Background
Let me first qualify my statement: I am talking about getting rid of the Executive Committee; not the individual board executive positions. Those are relevant and required by law!
While each executive position is important, and meeting together is beneficial, we often give this group a mandate that violates good board governance practices.
Typically, an Executive Committee has the mandate to set the next board meeting's agenda. However, good governance dictates that the entire board be in on this process.
Another reason an Executive Committee meets is to decide how each agenda item will be handled. When they come to board meeting, the committee informs the board on what they have decided to do about each issue. Again, this is in contravention to best practices and leaves the rest of the directors feeling disengaged and irrelevant.
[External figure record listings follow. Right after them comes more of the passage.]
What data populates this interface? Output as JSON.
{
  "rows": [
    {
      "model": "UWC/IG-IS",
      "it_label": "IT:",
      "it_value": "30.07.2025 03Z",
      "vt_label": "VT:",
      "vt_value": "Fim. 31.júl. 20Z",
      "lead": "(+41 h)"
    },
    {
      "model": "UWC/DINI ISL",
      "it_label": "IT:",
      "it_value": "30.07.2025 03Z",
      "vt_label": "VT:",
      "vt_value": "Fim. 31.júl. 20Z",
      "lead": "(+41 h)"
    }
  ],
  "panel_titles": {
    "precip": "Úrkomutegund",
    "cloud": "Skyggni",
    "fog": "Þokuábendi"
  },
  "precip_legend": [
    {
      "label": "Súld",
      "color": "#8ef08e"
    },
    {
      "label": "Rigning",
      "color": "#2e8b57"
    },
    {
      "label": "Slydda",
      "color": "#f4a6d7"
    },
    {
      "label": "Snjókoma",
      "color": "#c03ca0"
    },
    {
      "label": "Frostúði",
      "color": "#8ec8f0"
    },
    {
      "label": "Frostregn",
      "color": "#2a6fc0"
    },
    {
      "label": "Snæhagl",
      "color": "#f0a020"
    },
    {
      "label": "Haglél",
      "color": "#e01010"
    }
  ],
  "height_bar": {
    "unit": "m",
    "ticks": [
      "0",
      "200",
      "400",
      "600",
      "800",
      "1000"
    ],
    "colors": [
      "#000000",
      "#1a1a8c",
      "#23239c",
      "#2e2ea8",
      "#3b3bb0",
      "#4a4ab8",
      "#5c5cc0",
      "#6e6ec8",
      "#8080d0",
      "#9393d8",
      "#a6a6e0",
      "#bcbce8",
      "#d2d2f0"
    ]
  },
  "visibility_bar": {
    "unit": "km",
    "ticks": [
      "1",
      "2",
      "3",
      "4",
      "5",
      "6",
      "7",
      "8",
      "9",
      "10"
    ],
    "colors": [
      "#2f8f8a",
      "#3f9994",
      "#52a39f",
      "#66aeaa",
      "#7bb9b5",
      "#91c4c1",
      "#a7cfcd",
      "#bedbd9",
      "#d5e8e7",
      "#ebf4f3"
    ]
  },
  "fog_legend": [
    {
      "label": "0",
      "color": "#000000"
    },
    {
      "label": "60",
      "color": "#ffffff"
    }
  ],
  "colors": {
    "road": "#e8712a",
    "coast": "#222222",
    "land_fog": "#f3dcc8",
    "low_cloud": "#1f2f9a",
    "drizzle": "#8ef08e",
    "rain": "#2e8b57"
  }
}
The board, as a whole, should be involved in these discussions.
Give your committee a strong mandate
A stronger mandate for the executive to consider is within a Governance Committee structure.
A Governance Committee ensures that the board is indeed fulfilling its legal and fiduciary requirements. It develops and monitors each of the governance components for the board and brings recommendations to the board for amendments and approval.
For example, the board’s bylaws and policies must be reviewed on a regular basis. This committee could do some pre-work and bring any recommended changes to the board meeting. They could also help the board to develop and monitor an annual work plan, create committee terms of reference and gather data throughout the year for the CEO’s annual performance review.
I am a firm believer in giving our committees strong mandates. Instead of wondering what we should do in our committee meetings, the board can delegate specific tasks and goals to each committee. This helps to eliminate the guesswork and proactively sets committees up for success.